Peoria residents should budget $500 for increased energy costs this summer, city manager says

PEORIA, Ill. (WMBD) — As summer approaches, Peoria city officials are warning residents about increased energy costs that are on the horizon.

Peoria City Manager Patrick Urich said energy supply rates increased from $5/megawatt to $238/megawatt at the regional energy capacity auction in April.

Capacity refers to the number of power plants in a region able to supply energy. The annual auction is conducted by the federal grid operator, Midcontinent Independent System Operator (MISO).

“So it’s considerably higher in terms of the cost. Now that won’t translate to a direct 4000% increase for homeowners, but energy prices will go up,” said Urich.

Urich said residents could see their bills jump by $500 this year. He said 85% of households in Peoria are part of a municipal aggregate program. The program allows the city to buy energy for approximately 38,500 households at a collective price with Peoria County, Tazewell County, Peoria Heights, Bartonville, West Peoria, East Peoria and Morton.

“We’re all part of this buying group and we buy at the same time,” Urich explained, adding municipal program households paid an average $34/month, compared with $41/month average at Ameren. He said Ameren customers could see their average bill jump to $88/month.

“When auction came in April, there wasn’t enough capacity in the area serviced by Ameren… so their prices all went up because of that inability to have enough capacity,” said Urich.

The municipal contract comes to an end in May. Urich said volatile factors like the war in Ukraine, inflation and gas prices are impacting negotiations with suppliers.

“What we’re looking to do is try and work with energy wholesalers in order to define the best time to enter in a new contract. Currently, the wholesalers have told us they’re not at point where they’re ready to give us a contract. There’s a lot of upheaval in the energy market right now, as the dust settles on the fact that the capacity auction was so increased…all those factors are playing a part in some of those costs,” he said.

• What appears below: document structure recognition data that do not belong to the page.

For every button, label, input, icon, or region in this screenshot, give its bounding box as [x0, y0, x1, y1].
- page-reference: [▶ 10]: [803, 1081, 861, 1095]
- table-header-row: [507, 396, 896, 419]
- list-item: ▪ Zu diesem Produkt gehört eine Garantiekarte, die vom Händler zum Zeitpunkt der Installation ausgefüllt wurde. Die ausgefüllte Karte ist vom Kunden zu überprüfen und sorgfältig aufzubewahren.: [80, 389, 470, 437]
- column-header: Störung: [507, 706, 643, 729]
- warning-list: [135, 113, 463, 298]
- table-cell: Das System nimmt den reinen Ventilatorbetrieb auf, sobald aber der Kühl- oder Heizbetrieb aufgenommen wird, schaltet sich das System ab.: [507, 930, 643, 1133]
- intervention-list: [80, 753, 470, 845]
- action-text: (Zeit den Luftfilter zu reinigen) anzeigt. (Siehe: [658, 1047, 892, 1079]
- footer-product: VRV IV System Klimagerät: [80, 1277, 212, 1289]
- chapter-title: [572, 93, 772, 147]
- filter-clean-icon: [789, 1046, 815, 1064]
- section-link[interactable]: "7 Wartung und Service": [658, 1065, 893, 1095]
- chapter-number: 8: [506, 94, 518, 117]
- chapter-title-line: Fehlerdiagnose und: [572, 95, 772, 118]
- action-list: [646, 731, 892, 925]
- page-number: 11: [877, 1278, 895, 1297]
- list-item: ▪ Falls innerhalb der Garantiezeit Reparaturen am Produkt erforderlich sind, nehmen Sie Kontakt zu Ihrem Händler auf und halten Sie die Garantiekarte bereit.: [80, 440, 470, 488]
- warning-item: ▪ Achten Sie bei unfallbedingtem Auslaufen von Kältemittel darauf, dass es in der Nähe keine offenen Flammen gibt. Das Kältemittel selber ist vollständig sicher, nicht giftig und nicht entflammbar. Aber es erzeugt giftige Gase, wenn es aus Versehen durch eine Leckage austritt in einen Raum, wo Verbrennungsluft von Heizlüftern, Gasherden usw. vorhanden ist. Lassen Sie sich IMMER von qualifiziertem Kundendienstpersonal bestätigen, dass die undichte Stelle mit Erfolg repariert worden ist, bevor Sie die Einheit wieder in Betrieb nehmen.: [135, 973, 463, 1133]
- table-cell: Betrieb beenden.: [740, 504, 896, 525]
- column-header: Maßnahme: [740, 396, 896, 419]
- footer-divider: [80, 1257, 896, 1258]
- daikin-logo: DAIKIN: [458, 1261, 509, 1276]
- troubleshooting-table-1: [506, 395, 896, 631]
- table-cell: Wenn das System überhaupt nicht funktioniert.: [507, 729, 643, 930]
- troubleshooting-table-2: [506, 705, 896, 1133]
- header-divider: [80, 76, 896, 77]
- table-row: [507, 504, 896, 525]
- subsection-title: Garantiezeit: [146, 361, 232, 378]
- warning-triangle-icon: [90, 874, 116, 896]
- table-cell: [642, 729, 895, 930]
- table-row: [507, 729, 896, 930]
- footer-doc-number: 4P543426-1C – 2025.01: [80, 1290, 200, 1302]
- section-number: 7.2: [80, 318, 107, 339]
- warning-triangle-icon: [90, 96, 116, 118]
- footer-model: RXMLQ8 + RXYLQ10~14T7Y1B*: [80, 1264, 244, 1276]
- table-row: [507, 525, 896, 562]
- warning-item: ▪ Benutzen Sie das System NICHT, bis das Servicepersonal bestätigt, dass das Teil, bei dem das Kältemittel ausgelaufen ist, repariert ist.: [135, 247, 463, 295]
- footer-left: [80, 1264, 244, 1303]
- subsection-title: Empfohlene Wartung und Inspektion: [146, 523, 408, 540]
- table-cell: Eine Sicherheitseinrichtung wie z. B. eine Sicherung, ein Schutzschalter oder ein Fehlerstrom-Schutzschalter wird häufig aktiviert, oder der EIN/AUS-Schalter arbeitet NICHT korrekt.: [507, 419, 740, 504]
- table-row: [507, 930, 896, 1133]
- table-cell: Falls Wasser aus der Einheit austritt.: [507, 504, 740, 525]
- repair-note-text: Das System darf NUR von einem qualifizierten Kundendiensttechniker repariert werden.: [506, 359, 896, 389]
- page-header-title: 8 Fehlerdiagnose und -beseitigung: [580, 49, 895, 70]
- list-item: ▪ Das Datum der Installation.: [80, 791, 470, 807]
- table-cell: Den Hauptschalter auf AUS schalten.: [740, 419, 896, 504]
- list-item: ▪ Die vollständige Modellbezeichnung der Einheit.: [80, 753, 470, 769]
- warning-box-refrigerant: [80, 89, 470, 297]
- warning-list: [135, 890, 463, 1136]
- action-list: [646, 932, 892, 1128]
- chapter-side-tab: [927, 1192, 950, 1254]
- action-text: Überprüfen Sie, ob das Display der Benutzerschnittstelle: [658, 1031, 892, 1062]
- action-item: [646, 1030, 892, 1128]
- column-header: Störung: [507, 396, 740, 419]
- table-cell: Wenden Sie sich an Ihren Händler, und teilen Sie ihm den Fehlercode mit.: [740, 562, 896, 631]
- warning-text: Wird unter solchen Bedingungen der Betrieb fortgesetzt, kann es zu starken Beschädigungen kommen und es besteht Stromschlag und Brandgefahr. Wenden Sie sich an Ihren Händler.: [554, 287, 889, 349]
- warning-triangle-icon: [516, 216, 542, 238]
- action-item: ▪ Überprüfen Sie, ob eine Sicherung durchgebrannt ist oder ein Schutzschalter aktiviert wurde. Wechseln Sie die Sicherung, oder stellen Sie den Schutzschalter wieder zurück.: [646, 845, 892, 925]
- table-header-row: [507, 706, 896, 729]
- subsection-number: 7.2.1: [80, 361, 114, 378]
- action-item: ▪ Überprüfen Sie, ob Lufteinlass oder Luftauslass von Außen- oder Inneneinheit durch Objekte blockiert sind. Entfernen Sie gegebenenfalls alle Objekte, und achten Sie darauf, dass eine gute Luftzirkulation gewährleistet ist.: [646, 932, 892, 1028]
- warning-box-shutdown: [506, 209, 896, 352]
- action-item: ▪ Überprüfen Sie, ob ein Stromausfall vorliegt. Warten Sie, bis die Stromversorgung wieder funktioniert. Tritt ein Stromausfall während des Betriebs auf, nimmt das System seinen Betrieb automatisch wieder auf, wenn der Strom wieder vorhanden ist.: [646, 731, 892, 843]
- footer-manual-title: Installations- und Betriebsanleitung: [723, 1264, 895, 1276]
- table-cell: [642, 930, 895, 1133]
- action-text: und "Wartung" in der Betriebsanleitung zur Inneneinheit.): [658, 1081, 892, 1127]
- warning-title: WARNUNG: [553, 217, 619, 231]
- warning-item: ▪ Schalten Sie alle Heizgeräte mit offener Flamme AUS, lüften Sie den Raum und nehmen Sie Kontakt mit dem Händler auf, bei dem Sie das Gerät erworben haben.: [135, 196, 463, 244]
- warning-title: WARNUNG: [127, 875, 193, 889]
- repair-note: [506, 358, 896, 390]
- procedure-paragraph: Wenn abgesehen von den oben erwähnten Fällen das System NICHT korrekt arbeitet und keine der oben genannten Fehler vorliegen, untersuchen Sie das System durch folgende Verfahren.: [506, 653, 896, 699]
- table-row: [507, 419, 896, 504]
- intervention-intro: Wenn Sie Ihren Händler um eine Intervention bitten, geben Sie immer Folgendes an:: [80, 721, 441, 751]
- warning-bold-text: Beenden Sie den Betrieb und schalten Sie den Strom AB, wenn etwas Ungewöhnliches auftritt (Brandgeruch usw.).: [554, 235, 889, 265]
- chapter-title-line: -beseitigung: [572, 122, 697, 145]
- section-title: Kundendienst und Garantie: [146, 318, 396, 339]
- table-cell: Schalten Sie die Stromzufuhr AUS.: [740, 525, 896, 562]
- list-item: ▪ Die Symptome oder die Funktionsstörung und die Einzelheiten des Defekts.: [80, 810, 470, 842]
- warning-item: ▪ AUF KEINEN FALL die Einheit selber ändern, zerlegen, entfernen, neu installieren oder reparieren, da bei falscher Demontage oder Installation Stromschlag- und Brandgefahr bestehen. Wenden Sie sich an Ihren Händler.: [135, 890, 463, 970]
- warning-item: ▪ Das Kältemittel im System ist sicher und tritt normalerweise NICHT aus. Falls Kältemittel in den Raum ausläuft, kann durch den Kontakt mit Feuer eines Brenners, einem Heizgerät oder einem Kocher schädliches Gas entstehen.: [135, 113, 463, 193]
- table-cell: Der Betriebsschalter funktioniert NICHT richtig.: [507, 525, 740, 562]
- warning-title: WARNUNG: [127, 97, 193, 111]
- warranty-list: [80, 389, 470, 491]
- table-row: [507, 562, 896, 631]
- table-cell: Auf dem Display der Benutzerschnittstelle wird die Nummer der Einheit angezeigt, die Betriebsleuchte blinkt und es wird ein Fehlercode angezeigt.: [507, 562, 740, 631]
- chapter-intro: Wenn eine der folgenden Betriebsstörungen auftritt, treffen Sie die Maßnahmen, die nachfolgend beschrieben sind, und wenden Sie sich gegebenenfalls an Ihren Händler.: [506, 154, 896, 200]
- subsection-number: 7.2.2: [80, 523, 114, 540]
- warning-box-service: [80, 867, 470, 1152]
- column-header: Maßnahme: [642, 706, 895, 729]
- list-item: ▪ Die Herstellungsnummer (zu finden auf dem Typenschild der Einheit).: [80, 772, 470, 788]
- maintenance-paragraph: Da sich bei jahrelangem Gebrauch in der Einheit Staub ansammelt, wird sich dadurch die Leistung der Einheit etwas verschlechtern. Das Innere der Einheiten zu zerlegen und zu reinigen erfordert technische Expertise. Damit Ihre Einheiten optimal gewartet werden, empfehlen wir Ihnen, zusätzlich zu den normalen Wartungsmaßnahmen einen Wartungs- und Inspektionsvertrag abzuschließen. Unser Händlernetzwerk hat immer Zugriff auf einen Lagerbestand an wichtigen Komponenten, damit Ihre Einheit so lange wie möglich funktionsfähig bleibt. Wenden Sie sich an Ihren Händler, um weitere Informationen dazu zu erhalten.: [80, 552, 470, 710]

Tucker Kennedy, director of communications at Ameren Illinois, said the price increase is out of their control because they are not an energy supplier, but a distributor.

“The energy supply… so it’s purchased for us. We get the energy we deliver to our customers and we pass those costs directly one to one Dollar for dollar without markup so this increase is not benefiting Ameren Illinois at all,” he said.

The Illinois Power Agency (IPA) procures wholesale electricity for Ameren customers. In a statement to WMBD, the IPA said they “procured roughly half of Ameren’s capacity obligation requirements, which will lessen the impact of the spike in MISO capacity prices.”

Urich added the Midwest does not have enough capacity to supply energy to meet demand because two coal fired plants, Edwards and Duck Creek, are out of commission as part of Gov. J.B. Pritzker’s energy policy to reach 40% renewable energy by 2030 and shut down all coal plants by 2045.

“When the auction prices, came, out, one of the areas of concern was that we didn’t have enough supply of energy in our Midwest region to be able to support that effort. So that’s causing some challenges as well, and all of that plays a role in why prices are going up,” he said.

Urich added their energy broker is working on their behalf to negotiate the best available contract with suppliers.